Joseph A. von Bradish, Goethes Erhebung in den Reichsadelsstand und der freiherrliche Adel seiner Enkel. Heft 1.

Leipzig: Alfred Lorentz 1933. 240 S. (Veröffentlichungen des Verbandes deutscher Schriftsteller und Literaturfreunde in New York. Wissenschaftliche Folge.)

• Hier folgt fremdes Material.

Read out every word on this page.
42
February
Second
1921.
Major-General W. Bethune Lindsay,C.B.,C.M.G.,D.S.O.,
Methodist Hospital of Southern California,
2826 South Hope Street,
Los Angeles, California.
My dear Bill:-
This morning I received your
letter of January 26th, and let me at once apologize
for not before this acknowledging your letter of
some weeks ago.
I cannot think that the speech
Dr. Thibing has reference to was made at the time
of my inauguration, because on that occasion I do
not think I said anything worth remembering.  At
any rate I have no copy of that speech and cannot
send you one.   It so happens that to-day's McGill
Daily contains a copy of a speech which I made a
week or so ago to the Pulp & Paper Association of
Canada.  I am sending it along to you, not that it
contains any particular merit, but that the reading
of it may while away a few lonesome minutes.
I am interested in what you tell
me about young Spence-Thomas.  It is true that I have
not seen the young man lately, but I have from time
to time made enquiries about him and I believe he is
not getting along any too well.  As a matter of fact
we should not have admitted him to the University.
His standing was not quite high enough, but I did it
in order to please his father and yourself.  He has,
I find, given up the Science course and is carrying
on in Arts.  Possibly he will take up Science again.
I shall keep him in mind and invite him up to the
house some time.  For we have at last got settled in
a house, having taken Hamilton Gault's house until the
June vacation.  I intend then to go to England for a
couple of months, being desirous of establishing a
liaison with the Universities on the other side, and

Die Schrift legt eine ungewöhnlich wertvolle Aktensammlung vor. Erscheint sie als ein Nachtrag zum Goethejahr, so hebt ihre Bedeutung sie über die große Masse der Jubiläumsschriften entschieden heraus. Sie umfaßt zwei Zyklen von Dokumenten, jeder von einer kurzen sachdienlichen Einleitung eröffnet. Der erste umfaßt den Aktenvorgang, der in Goethes Erhebung in den Adelsstand durch Joseph II., deutscher Kaiser, mündete; der zweite die Schriftstücke, die 78 Jahre später in Sachsen-Weimar zur Erhebung seiner Enkel in den Freiherrnstand, sowie die späteren, welche Wolfgang von Goethe die Anerkennung dieses Standes in Preußen gesichert haben. Halten die Urkunden der ersten Sammlung sich im Rahmen eines Jahres, so erstrecken die der zweiten sich über fünf. Man wäre in Verlegenheit zu sagen, welche von beiden aufschlußreicher ist. Die erste atmet nach Haltung und Sprache noch die Luft des Römischen Kaisertums deutscher Nation; das Geschäft, das zwischen Wien und Weimar abgeschlossen wurde, hat ein ganz anderes Gesicht als die behutsamen Verhandlungen, deren Schauplatz auf das Großherzogtum Sachsen-Weimar beschränkt blieb. Und weiter ist bezeichnend, wie betriebsam der Enkel sich verhält, wie ungemein gemessen dagegen Goethe dem Vorgang, der ihn angeht, von weitem folgt. Es gibt nicht viele Episoden in Goethes Leben, die dem Betrachter einen höheren Begriff von Goethes Lebenskunst und Umsicht, einen gediegeneren von der Schwierigkeit der Verhältnisse geben können, in die er in Weimar eintrat. Wenn es nicht in der Absicht des Autors lag, einen Beitrag zu Goethes sozialer Physiognomie zu liefern, so tritt sie wie von selbst in den Exzerpten, welche die Aktensammlung einleiten, ans Licht. Und je heller dies Licht um so rätselhafter jene Physiognomie. Die seiner Enkel ist es dagegen weniger. Ihr fünfjähriger Kampf um die »Anerkennung« des angeblichen Goetheschen Freiherrntitels hat einen tragikomischen Anflug. Die beiden Brüder blieben die Letzten des Geschlechts, dessen erbliche Würde sie über die des Dichters zu erhöhen unternommen hatten.

 

Georg Keferstein, Bürgertum und Bürgerlichkeit bei Goethe.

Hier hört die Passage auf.